By the time they arrived in Chennai, or Madras as it was then, the series was level at 1-1 with two to play. India were dismissed for 272 on the opening day and Fowler, both knees bandaged because of grazes sustained in fielding, and Tim Robinson came out to lead England’s reply. By the time Robinson was dismissed they had put on 178, at the time England’s second-biggest opening stand of the 1980s, after Fowler’s with Chris Tavare against New Zealand at the Oval two years earlier.
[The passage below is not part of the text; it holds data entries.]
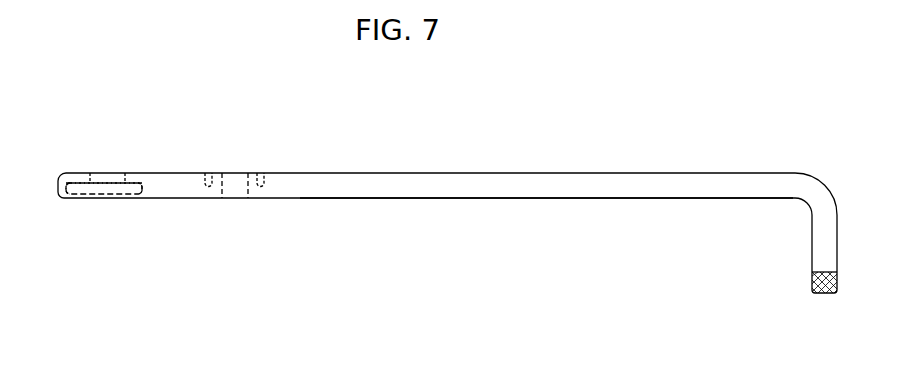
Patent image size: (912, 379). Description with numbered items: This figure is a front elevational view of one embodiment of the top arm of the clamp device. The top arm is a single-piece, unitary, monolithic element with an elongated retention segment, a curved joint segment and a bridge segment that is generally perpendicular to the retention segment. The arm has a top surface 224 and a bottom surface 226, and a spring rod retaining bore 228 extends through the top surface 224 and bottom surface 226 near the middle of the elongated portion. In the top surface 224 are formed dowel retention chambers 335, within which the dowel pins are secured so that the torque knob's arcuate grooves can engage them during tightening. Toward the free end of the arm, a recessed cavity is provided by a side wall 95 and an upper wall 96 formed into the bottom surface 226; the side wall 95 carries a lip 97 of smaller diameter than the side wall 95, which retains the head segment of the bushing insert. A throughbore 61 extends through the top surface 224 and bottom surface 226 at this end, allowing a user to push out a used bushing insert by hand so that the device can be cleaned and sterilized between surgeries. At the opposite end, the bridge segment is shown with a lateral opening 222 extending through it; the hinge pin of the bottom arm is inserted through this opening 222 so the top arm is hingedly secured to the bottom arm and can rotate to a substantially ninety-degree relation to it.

The throughbore 61 is at (106, 181).
The side wall 95 is at (134, 181).
The upper wall 96 is at (67, 190).
The lip 97 is at (139, 197).
The dowel retention chambers 335 is at (209, 171).
The spring rod retaining bore 228 is at (241, 200).
The top surface 224 is at (494, 172).
The bottom surface 226 is at (549, 200).
The lateral opening 222 is at (822, 290).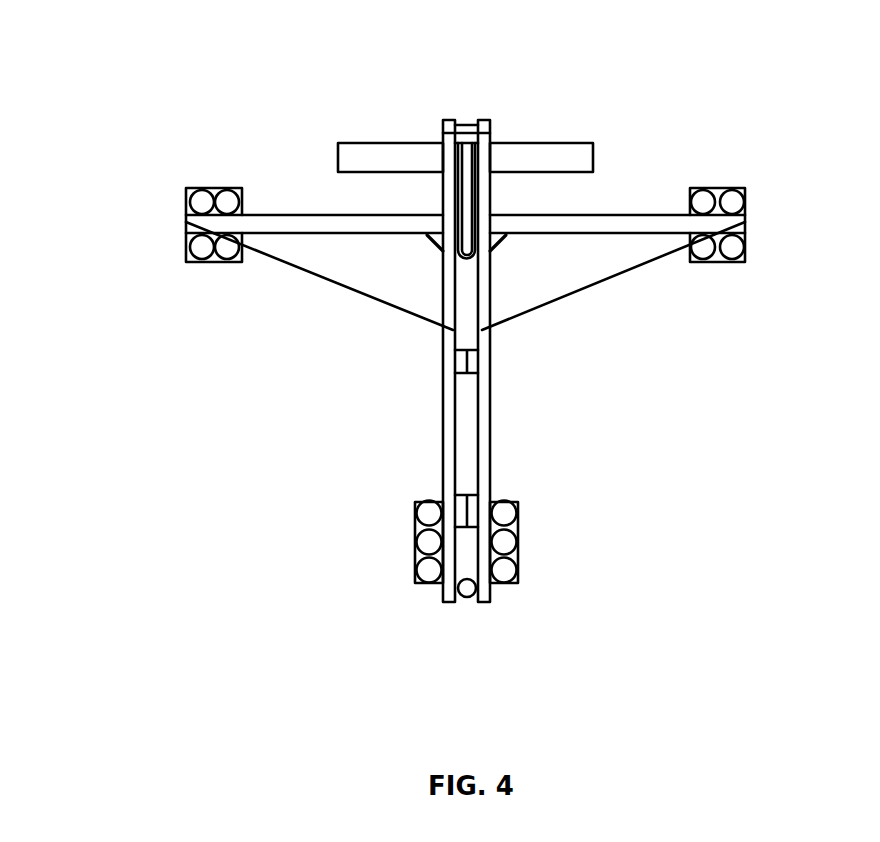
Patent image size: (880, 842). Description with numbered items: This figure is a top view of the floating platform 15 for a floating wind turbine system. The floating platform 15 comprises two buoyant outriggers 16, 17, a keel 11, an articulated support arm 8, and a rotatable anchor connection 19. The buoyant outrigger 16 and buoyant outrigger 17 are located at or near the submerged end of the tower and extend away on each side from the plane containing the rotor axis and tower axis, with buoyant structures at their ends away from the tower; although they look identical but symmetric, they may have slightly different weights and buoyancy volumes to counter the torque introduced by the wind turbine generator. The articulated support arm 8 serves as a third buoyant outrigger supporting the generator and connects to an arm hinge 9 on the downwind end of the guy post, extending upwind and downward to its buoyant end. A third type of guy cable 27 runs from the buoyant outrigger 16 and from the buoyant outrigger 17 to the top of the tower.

Mike Gatting came in at No 3, and Fowler just kept going.
“When you batted with Tim he didn’t like talking, he’d just stay up his end,” Fowler says. “I like having chats and so does Gatt. At the end of every over Gatt and I would have a chat. Accepted wisdom was that you push the ball into gaps and take singles. We decided we weren’t going to try to push anything anywhere, we were just going to dead-bat it, and when they bowled a bad ball we’d hit that.”
At the end of the second day Gatting was unbeaten on 50 and Fowler was on 149 and knackered. “I remember the last over of the day, Gatt’s on strike and I think Ravi Shastri had bowled his first ball. Gatt said: ‘You’ve done enough for today, get back your end.’ So I just stood still and had my eyes closed, and I thought: ‘I only have to count to five and that’s the end of the day.’ I got to three and the umpire called over. I’d actually fallen asleep for two balls.”
He was finally dismissed for 201, which more than half a century and 39 matches after their first Test there was the highest total ever scored by an Englishman in India. Three hours later Gatting was out for 207. Fowler, who doesn’t seem to mind having had such a short amount of time in which to bask alone in the spotlight, gave much of the credit for his achievement to Gatting’s cajoling from the other end, and besides insists both were outshone by Neil Foster, who took 11 wickets in the match. “Fozzy bowled brilliantly and was man of the match without a shadow of a doubt,” he says. “We got back to the hotel after the match ended and the hotel manager had given Gatt and me a bottle of champagne and a chocolate cake that must have been 2ft square. Gatt had one on a big trolley in his room, and I had one in mine. All the lads were tucking in but Foster was fuming, looking for his. He wouldn’t eat any of our cakes because he said he deserved his own.”
England won the match by nine wickets, and having reached the pinnacle of his international career Foster played only one more Test innings for his country, in his 21st match. “Becoming the first Englishman to get a double-hundred in India is obviously a highpoint for me,” he says. “When people ask what’s the best moment in your career I have to have two – the 201, and the hundred against West Indies [at Lord’s in 1984]. As an opening batsman, to play against that lot and get a hundred, then go to India and get 200, that sort of proved I could bat against anybody.”